As of now (April 2020), we are following the ASRM guideline to suspend all fertility treatments except emergent fertility preservation in newly diagnosed cancer patients. This recommendation came in March, so we completed the cycles that had already been started, but did not start new cycles.


The effects of Covid-19 on pregnancy are still being studied. As ACOG states: “At this time, very little is known about COVID-19, particularly related to its effect on pregnant women and infants, and there currently are no recommendations specific to pregnant women regarding the evaluation or management of COVID-19. Currently available data on COVID-19 does not indicate that pregnant women are at increased risk.” Just like everyone else, we are following this development very closely, and hope to get back to “normal” in the not too distant future.

16. What should women, who have had cancelled cycles due to covid19, do to prep their bodies while they wait for clinics to re -open?


Women who are waiting to start treatment once the pandemic precautions are lifted, should maintain a healthy “fertility lifestyle” (as outlined in question 12).
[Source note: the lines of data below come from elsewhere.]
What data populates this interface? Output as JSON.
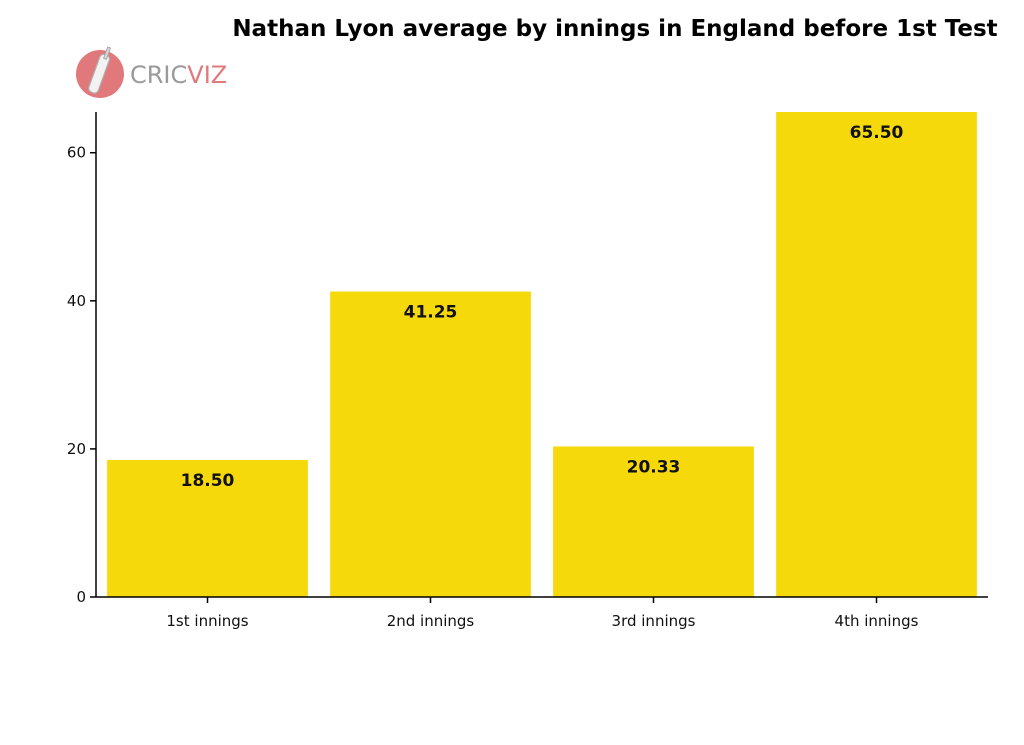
{
  "logo": {
    "text_prefix": "CRIC",
    "text_suffix": "VIZ",
    "color": "#e0787c"
  },
  "colors": {
    "bar": "#f5d90a",
    "axis": "#000000"
  },
  "chart_data": {
    "type": "bar",
    "title": "Nathan Lyon average by innings in England before 1st Test",
    "xlabel": "",
    "ylabel": "",
    "categories": [
      "1st innings",
      "2nd innings",
      "3rd innings",
      "4th innings"
    ],
    "values": [
      18.5,
      41.25,
      20.33,
      65.5
    ],
    "value_labels": [
      "18.50",
      "41.25",
      "20.33",
      "65.50"
    ],
    "yticks": [
      0,
      20,
      40,
      60
    ],
    "ylim": [
      0,
      65.5
    ],
    "grid": false,
    "legend": "none"
  }
}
With a lot of canceled work and social commitments, I recommend using this time to catch up on regular uninterrupted sleep if possible. Regular exercise is good for the body and mind, even if the opportunities are limited.


In general, maintaining mental health is at least as important as physical health at all times, but especially currently. The American Society of Reproductive Medicine (ASRM) has published extremely useful messages for patients on “Coping during the COVID-19 Pandemic” that can be found here: https://www.asrm.org/news-and-publications/news-and-research/announcements/coping-during-the-covid-19-pandemic--messages-for-patients/

Nobody can predict with certainty when the current crisis will be over. But I can assure you that fertility providers including myself are just as eager as our patients to resume treatments as usual once this is safely possible.